75 years ago, in 1940, as the Nazi conquest of Europe continued and the Battle of Britain raged, the United States watched from the sidelines while instituting the first peacetime draft. At the same time, the world of comics was experiencing an incredible sustained period of invention, as The Joker, Robin, Green Lantern, the Flash, Hawkman, the Spirit, Catwoman, and Captains America and Marvel all debuted! Showing and discussing historical and cultural factors that made that year so important is a panel including Michael Schumacher (Will Eisner: A Dreamer’s Life in Comics), Paul Buhle (Studs Terkel’s Working), Maggie Thompson (Comic Buyers Guide), George Hagenauer (Men’s Adventure Magazines), and Danny Fingeroth (Disguised as Clark Kent: Jews, Comics and the Creation of the Superhero). [Fans of Agent Carter — and if you aren’t, you should be — check it out!]

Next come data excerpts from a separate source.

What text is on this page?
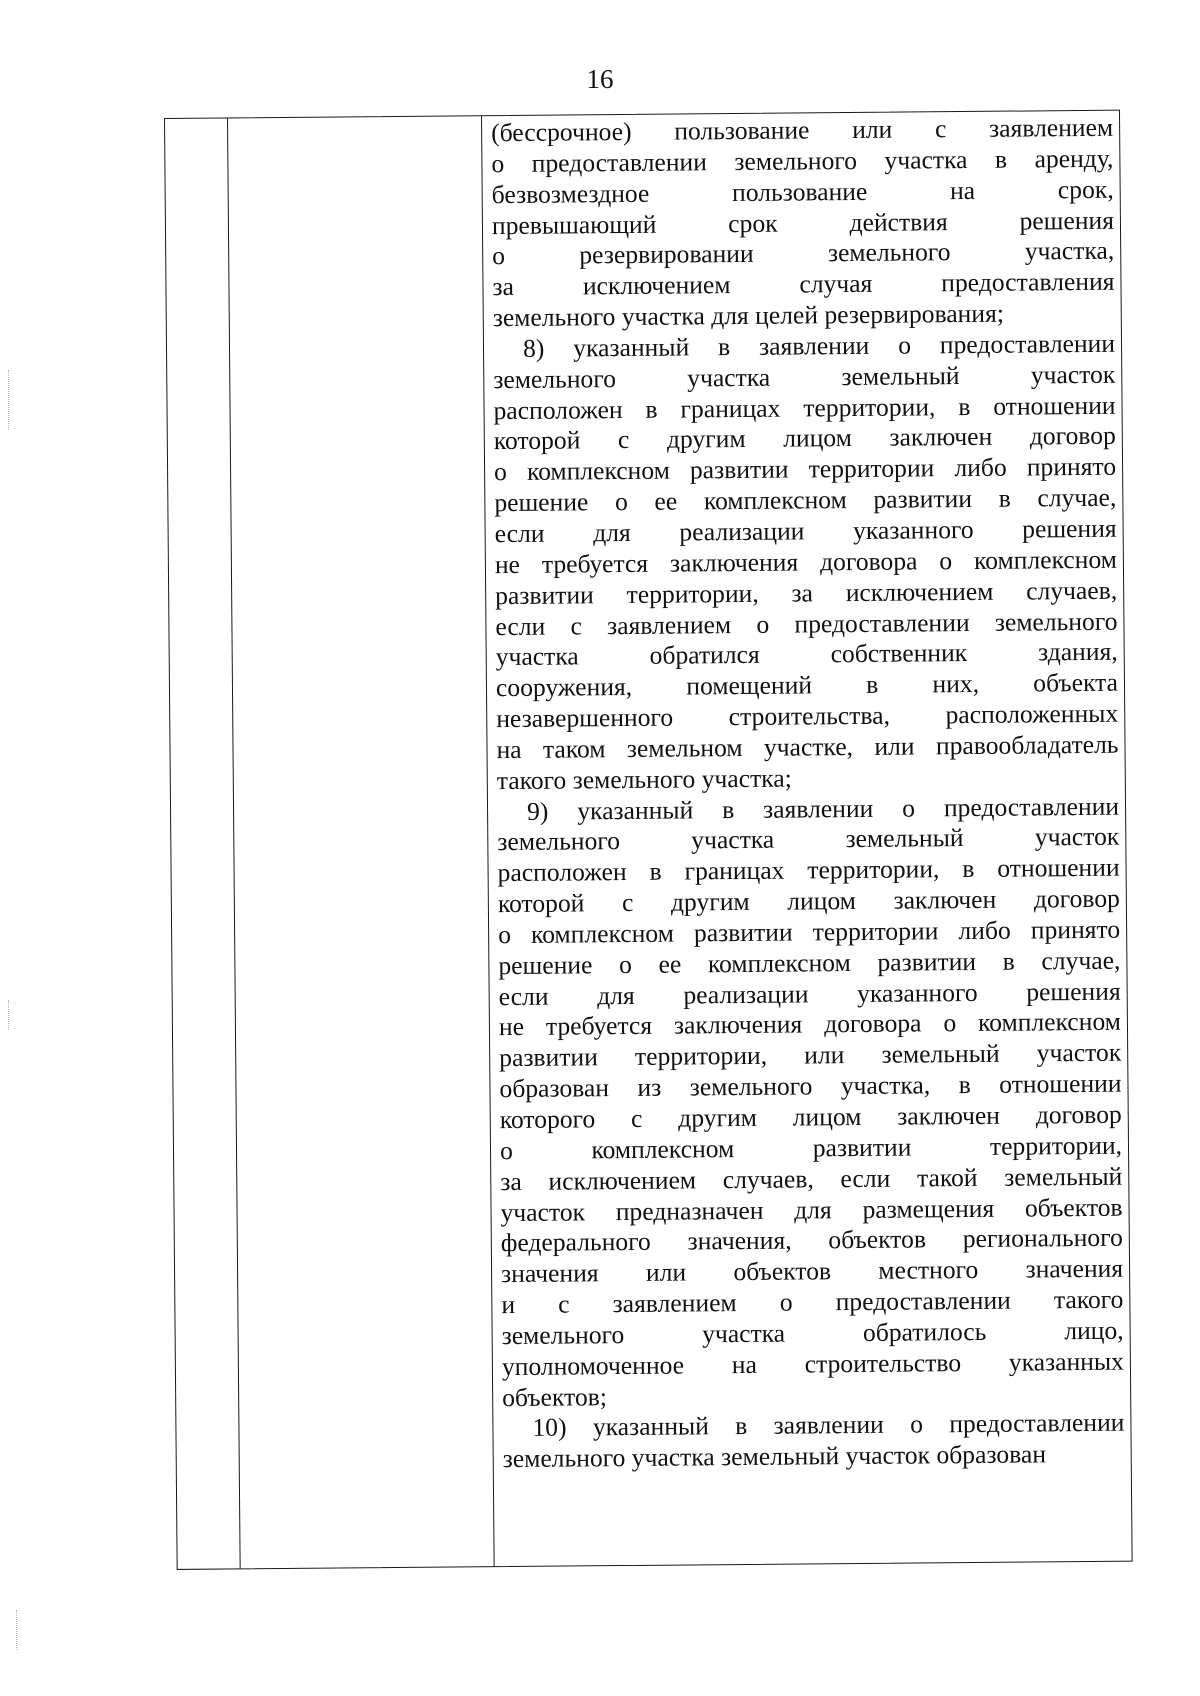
16
(бессрочное) пользование или с заявлением
о предоставлении земельного участка в аренду,
безвозмездное пользование на срок,
превышающий срок действия решения
о резервировании земельного участка,
за исключением случая предоставления
земельного участка для целей резервирования;
8) указанный в заявлении о предоставлении
земельного участка земельный участок
расположен в границах территории, в отношении
которой с другим лицом заключен договор
о комплексном развитии территории либо принято
решение о ее комплексном развитии в случае,
если для реализации указанного решения
не требуется заключения договора о комплексном
развитии территории, за исключением случаев,
если с заявлением о предоставлении земельного
участка обратился собственник здания,
сооружения, помещений в них, объекта
незавершенного строительства, расположенных
на таком земельном участке, или правообладатель
такого земельного участка;
9) указанный в заявлении о предоставлении
земельного участка земельный участок
расположен в границах территории, в отношении
которой с другим лицом заключен договор
о комплексном развитии территории либо принято
решение о ее комплексном развитии в случае,
если для реализации указанного решения
не требуется заключения договора о комплексном
развитии территории, или земельный участок
образован из земельного участка, в отношении
которого с другим лицом заключен договор
о комплексном развитии территории,
за исключением случаев, если такой земельный
участок предназначен для размещения объектов
федерального значения, объектов регионального
значения или объектов местного значения
и с заявлением о предоставлении такого
земельного участка обратилось лицо,
уполномоченное на строительство указанных
объектов;
10) указанный в заявлении о предоставлении
земельного участка земельный участок образован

The local morning TV show reported yesterday that three-day passes are sold out, although single-day tickets are still available, and they’re expecting “tens of thousands” of people over the weekend. Lou Ferrigno was on-air today, although I missed seeing it. (It aired at 6:10 AM or something like that.)

The weather for the weekend will have highs in the low 30s, with a slight chance of snow/freezing drizzle Saturday night into Sunday, so I hope attendees bundle up. And that the show has a coat check.